Although I wasn’t particularly keen on doing the job and was frankly relieved when I stepped down, I was surprised at the impact that leaving the role had on me. The loss of status was horrible.
People who described me as a really good friend when I was the CEO of a large (by evangelical standards) organisation have not spoken to me since I stepped away from the role. In one way, it’s quite nice not having to deal with hundreds of emails a day, but it is undeniable that being at the heart of so much communication and being “in the know” gives you a warm glow. The invitations to attend and speak at conferences in different parts of the world have more or less dried up. People wanted to hear from the CEO of Wycliffe, they are much less interested in what some niche blogger has to say.
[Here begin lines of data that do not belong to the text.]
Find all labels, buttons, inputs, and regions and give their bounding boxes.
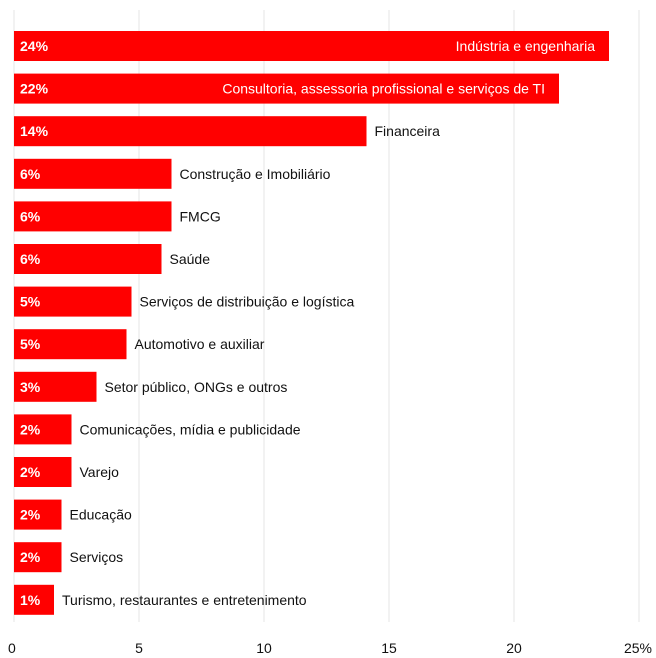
bar-category-label: Automotivo e auxiliar xyxy=(135,336,265,352)
bar xyxy=(14,286,132,317)
bar-category-label: Comunicações, mídia e publicidade xyxy=(80,421,301,437)
bar xyxy=(14,201,172,232)
bar-value-label: 3% xyxy=(20,379,41,395)
bar xyxy=(14,158,172,189)
bar-value-label: 5% xyxy=(20,294,41,310)
bar-category-label: Varejo xyxy=(80,464,120,480)
bar-category-label: Serviços xyxy=(70,549,124,565)
bar-value-label: 14% xyxy=(20,123,49,139)
bar xyxy=(14,116,367,147)
bar xyxy=(14,457,72,487)
bar-value-label: 24% xyxy=(20,38,49,54)
x-axis-ticks: 0 5 10 15 20 25% xyxy=(8,640,652,656)
bar-category-label: Construção e Imobiliário xyxy=(180,166,331,182)
bar xyxy=(14,73,559,104)
x-tick-label: 15 xyxy=(381,640,397,656)
bar-category-label: Educação xyxy=(70,507,132,523)
bar xyxy=(14,329,127,360)
bar-value-label: 5% xyxy=(20,336,41,352)
bar-category-label: Financeira xyxy=(375,123,441,139)
bar-category-label: Turismo, restaurantes e entretenimento xyxy=(62,592,307,608)
x-tick-label: 25% xyxy=(624,640,652,656)
bar-category-label: Consultoria, assessoria profissional e s… xyxy=(222,81,545,97)
bar xyxy=(14,584,54,615)
bars: 24% Indústria e engenharia 22% Consultoria,… xyxy=(14,31,609,615)
bar xyxy=(14,499,62,530)
bar-category-label: Indústria e engenharia xyxy=(456,38,596,54)
bar xyxy=(14,371,97,402)
x-tick-label: 5 xyxy=(135,640,143,656)
x-tick-label: 0 xyxy=(8,640,16,656)
bar-category-label: Serviços de distribuição e logística xyxy=(140,294,355,310)
bar xyxy=(14,542,62,573)
bar-value-label: 6% xyxy=(20,166,41,182)
bar xyxy=(14,414,72,445)
bar-category-label: Setor público, ONGs e outros xyxy=(105,379,288,395)
bar-value-label: 2% xyxy=(20,421,41,437)
bar-value-label: 22% xyxy=(20,81,49,97)
bar-value-label: 6% xyxy=(20,208,41,224)
bar-category-label: FMCG xyxy=(180,208,221,224)
bar-value-label: 1% xyxy=(20,592,41,608)
bar xyxy=(14,244,162,274)
bar-category-label: Saúde xyxy=(170,251,211,267)
x-tick-label: 10 xyxy=(256,640,272,656)
bar-value-label: 6% xyxy=(20,251,41,267)
bar xyxy=(14,31,609,61)
x-tick-label: 20 xyxy=(506,640,522,656)
bar-value-label: 2% xyxy=(20,549,41,565)
bar-value-label: 2% xyxy=(20,464,41,480)
bar-value-label: 2% xyxy=(20,507,41,523)
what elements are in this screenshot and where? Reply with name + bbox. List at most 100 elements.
I know these things shouldn’t matter to me; they are ephemeral, unimportant and unrelated to my true identity in Christ. But they do matter. There are times when I really struggle with not being in leadership, with the loss of significance, with not being important anymore.
I found myself musing on these things when reflecting on the latest revelations of leaders falling from grace in the evangelical and broader Christian world.
Leadership is insidious and it is dangerous. I didn’t realise how important my role, influence and title were to me until I stepped down. I may not have liked doing the CEO’s job, but I loved being the CEO and all of the attention that came with it. At this distance, I can see that it would have been all too easy to see myself as being more important than I am and to believe that normal rules didn’t apply to me. I can understand why leaders fall and I can see why those responsible for monitoring them allow it to happen.
Dealing with my own feelings of loss of significance makes me realise the importance of praying for those in leadership who face temptations that are different to those faced by the rest of us and which have the capacity for a much wider impact.